A mulher, no entanto, falava de um pouco grosseiramente. Clarice parou de notá-la quando reparou nos vestidos atrás dela. Percebeu que a vendedora os fizera. Então, a garota lembrou-se de seu antigo pensamento: cada um pode construir seu refúgio particular e também pode produzir coisas belas nesse refúgio.
        Antes disso, antes mesmo do pai comprar o vestido que Clarice mais gostou ─ quando começaram a penetrar pelas ruas do centro e entraram numa ruazinha ainda menor ─ Berenice já sabia o que Roberto tinha em mente. Naquele dia ficou comprovado como ela ainda conhecia bem aquele homem.
        Ele continuava robusto, bonito, mas agora tinha pequenos fios brancos em meio aos cabelos. Apesar de não saber o que havia acontecido com o Roberto do passado, de uma coisa Berenice estava certa: ele não havia mudado em qualidades ou defeitos.
Na noite de sua chegada, Roberto dormiu em um quartinho extra que havia na casa de Berenice. Poderia ser apenas uma impressão, mas para Clarice os dois ainda se sentiam atraídos um pelo outro. O destino estava voltando a se laçar entre eles.
        No dia seguinte, ficaram pai, filha e mãe unidos no pequeno balanço do jardim. Citar o velho balanço havia sido desnecessário, pois nunca ninguém sentava lá. As plantas se tornavam ativas por entre os ferros e só restavam pequenos pedaços de branco em meio ao verde.  Os pés dele estavam carcomidos pela ferrugem. Porém, não deixava de ser um balanço bonito, apesar de não ser a primeira coisa que se olhava no belo jardim por entre as flores. E quaisquer que fossem os olhos que chegassem mais perto do balanço parariam antes para admirar os girassóis. A pessoa, então, se esqueceria do que estava logo atrás.

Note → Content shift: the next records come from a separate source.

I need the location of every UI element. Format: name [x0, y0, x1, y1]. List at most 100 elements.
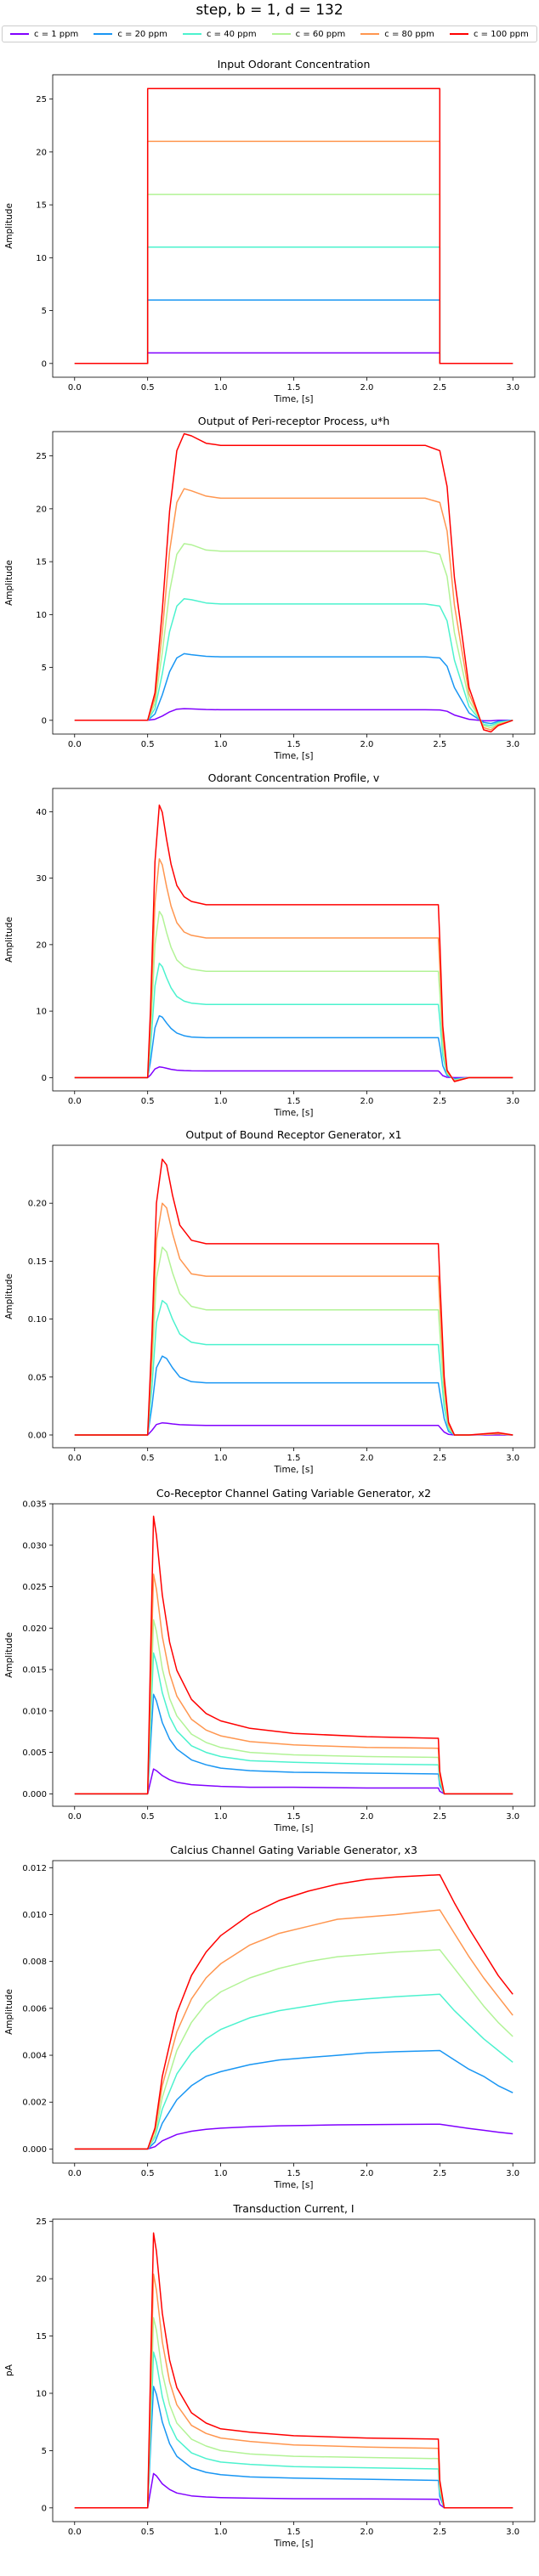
series-line-6	[74, 2232, 513, 2509]
series-line-6	[74, 1873, 513, 2150]
y-tick-label: 0.015	[22, 1666, 47, 1675]
x-tick-label: 1.5	[287, 2169, 301, 2178]
legend-swatch	[94, 33, 113, 35]
x-tick-label: 0.5	[141, 383, 155, 393]
series-line-6	[74, 432, 513, 733]
axes-frame	[52, 1144, 536, 1449]
y-tick-label: 0.008	[22, 1957, 47, 1967]
y-tick-label: 0	[42, 2504, 47, 2513]
legend-swatch	[271, 33, 291, 35]
y-axis-label: pA	[4, 2364, 14, 2376]
chart-title: Co-Receptor Channel Gating Variable Gene…	[156, 1487, 431, 1500]
x-tick-label: 2.5	[433, 1812, 446, 1822]
x-axis-label: Time, [s]	[273, 2539, 313, 2549]
series-line-5	[74, 140, 513, 364]
legend-label: c = 100 ppm	[473, 29, 529, 39]
x-tick-label: 2.5	[433, 1097, 446, 1106]
legend-swatch	[449, 33, 468, 35]
x-tick-label: 3.0	[506, 2528, 519, 2537]
series-group	[74, 2232, 513, 2509]
axes-frame	[52, 431, 536, 735]
axes-frame	[52, 74, 536, 378]
x-tick-label: 0.5	[141, 1454, 155, 1463]
x-tick-label: 1.0	[214, 1097, 228, 1106]
legend-entry: c = 60 ppm	[271, 30, 345, 39]
series-group	[74, 88, 513, 364]
series-line-4	[74, 193, 513, 364]
x-tick-label: 0.0	[68, 740, 82, 749]
series-line-3	[74, 2351, 513, 2509]
y-tick-label: 0.006	[22, 2004, 47, 2014]
legend-entry: c = 100 ppm	[449, 29, 529, 39]
y-tick-label: 0.005	[22, 1748, 47, 1758]
y-tick-label: 5	[42, 664, 47, 673]
series-line-2	[74, 2386, 513, 2509]
axes-frame	[52, 2218, 536, 2522]
series-group	[74, 432, 513, 733]
y-tick-label: 0.012	[22, 1864, 47, 1873]
x-axis-label: Time, [s]	[273, 2180, 313, 2190]
y-tick-label: 20	[36, 2275, 47, 2285]
axes-frame	[52, 788, 536, 1092]
x-tick-label: 0.5	[141, 2169, 155, 2178]
series-line-2	[74, 1014, 513, 1080]
x-tick-label: 0.5	[141, 1812, 155, 1822]
y-tick-label: 0.05	[28, 1373, 47, 1382]
series-line-3	[74, 963, 513, 1081]
x-tick-label: 1.5	[287, 740, 301, 749]
chart-panel-6: Calcius Channel Gating Variable Generato…	[4, 1844, 536, 2190]
series-line-1	[74, 1421, 513, 1436]
x-axis-label: Time, [s]	[273, 751, 313, 761]
series-line-3	[74, 246, 513, 364]
y-tick-label: 10	[36, 2389, 47, 2398]
series-line-2	[74, 2049, 513, 2150]
series-line-5	[74, 1202, 513, 1436]
x-tick-label: 3.0	[506, 1097, 519, 1106]
x-tick-label: 2.0	[360, 740, 373, 749]
x-tick-label: 3.0	[506, 740, 519, 749]
series-line-4	[74, 1949, 513, 2150]
series-line-2	[74, 652, 513, 725]
series-line-5	[74, 488, 513, 731]
y-tick-label: 0.020	[22, 1624, 47, 1634]
legend-entry: c = 80 ppm	[360, 30, 434, 39]
x-tick-label: 0.0	[68, 2169, 82, 2178]
axes-frame	[52, 1860, 536, 2164]
x-axis-label: Time, [s]	[273, 1465, 313, 1475]
x-tick-label: 2.0	[360, 2528, 373, 2537]
legend-entry: c = 40 ppm	[182, 30, 257, 39]
series-line-6	[74, 1515, 513, 1795]
x-tick-label: 1.5	[287, 1097, 301, 1106]
y-tick-label: 0.000	[22, 2145, 47, 2155]
series-line-1	[74, 2123, 513, 2150]
legend-entry: c = 1 ppm	[10, 30, 78, 39]
series-line-1	[74, 352, 513, 364]
x-tick-label: 1.5	[287, 1812, 301, 1822]
series-line-2	[74, 299, 513, 364]
series-line-1	[74, 2472, 513, 2509]
y-tick-label: 30	[36, 874, 47, 884]
y-tick-label: 25	[36, 95, 47, 105]
x-tick-label: 0.0	[68, 2528, 82, 2537]
legend-label: c = 1 ppm	[34, 29, 79, 39]
y-tick-label: 5	[42, 2447, 47, 2456]
chart-title: Calcius Channel Gating Variable Generato…	[170, 1844, 417, 1856]
y-tick-label: 20	[36, 505, 47, 514]
y-tick-label: 10	[36, 254, 47, 263]
x-tick-label: 1.0	[214, 383, 228, 393]
y-tick-label: 25	[36, 2217, 47, 2227]
x-tick-label: 1.0	[214, 1454, 228, 1463]
x-tick-label: 2.0	[360, 2169, 373, 2178]
chart-panel-3: Odorant Concentration Profile, v 0.0 0.5 1.…	[4, 771, 536, 1118]
series-line-6	[74, 804, 513, 1082]
series-line-6	[74, 88, 513, 364]
y-tick-label: 20	[36, 941, 47, 950]
y-tick-label: 0	[42, 359, 47, 369]
y-tick-label: 10	[36, 611, 47, 620]
series-line-4	[74, 543, 513, 729]
x-tick-label: 2.5	[433, 1454, 446, 1463]
y-tick-label: 15	[36, 201, 47, 211]
chart-title: Transduction Current, I	[232, 2202, 354, 2215]
legend-swatch	[182, 33, 201, 35]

        O pai passou os longos braços pelo ombro da filha. No momento não parecia importar o que havia acontecido, o que a mãe pensava ou se o pai as deixaria de novo (porque este era um pensamento recorrente em Clarice). A única coisa que se podia pensar era como estava um clima ameno e como a vida havia sido boa em trazer seu pai de volta. Assim, sustentando as partes que faltavam, acabava sendo muito fácil olhar a vida dali; de um balanço recuado em meio ao jardim.
─ Sua mãe me contou que parou com as aulas de português, filha. Precisa voltar a estudar. ─ Roberto quebrou a calmaria que ali se encontravam.
─ Para quê? Acho muito trabalhoso. ─ Clarice respondeu querendo evitar aquele esforço.
─ Não diga isso, talvez um dia tenha que me ajudar ou até assumir os meus negócios no Brasil. ─ Roberto respondeu um pouco preocupado. ─ Você precisa recomeçar as aulas o quanto antes.
─ Seu pai tem toda a razão. ─ Berenice tornou assertiva, embora tenha estranhado o tom e o relâmpago que foi a lembrança daquela necessidade na voz de Roberto.
─ Estive pensando em outra coisa também, Berenice. Por que não mudamos de casa? Essa está tão velha e caindo aos pedaços. Posso comprar uma nova em folha. ─ Roberto continuou.
─ O quê? Eu não vou me mudar daqui, Roberto. ─ Berenice respondeu de supetão e o encarou em dúvida.
─ Mas outro país faria bem para a educação de Clarice. ─ Roberto continuou e provocou um desconforto ainda maior em Berenice.

─ Mudar de país? Você está louco! Por quê isso agora? Você volta como quem não fez nada e me sugere isso? ─ Berenice o olhou brava e Roberto calou.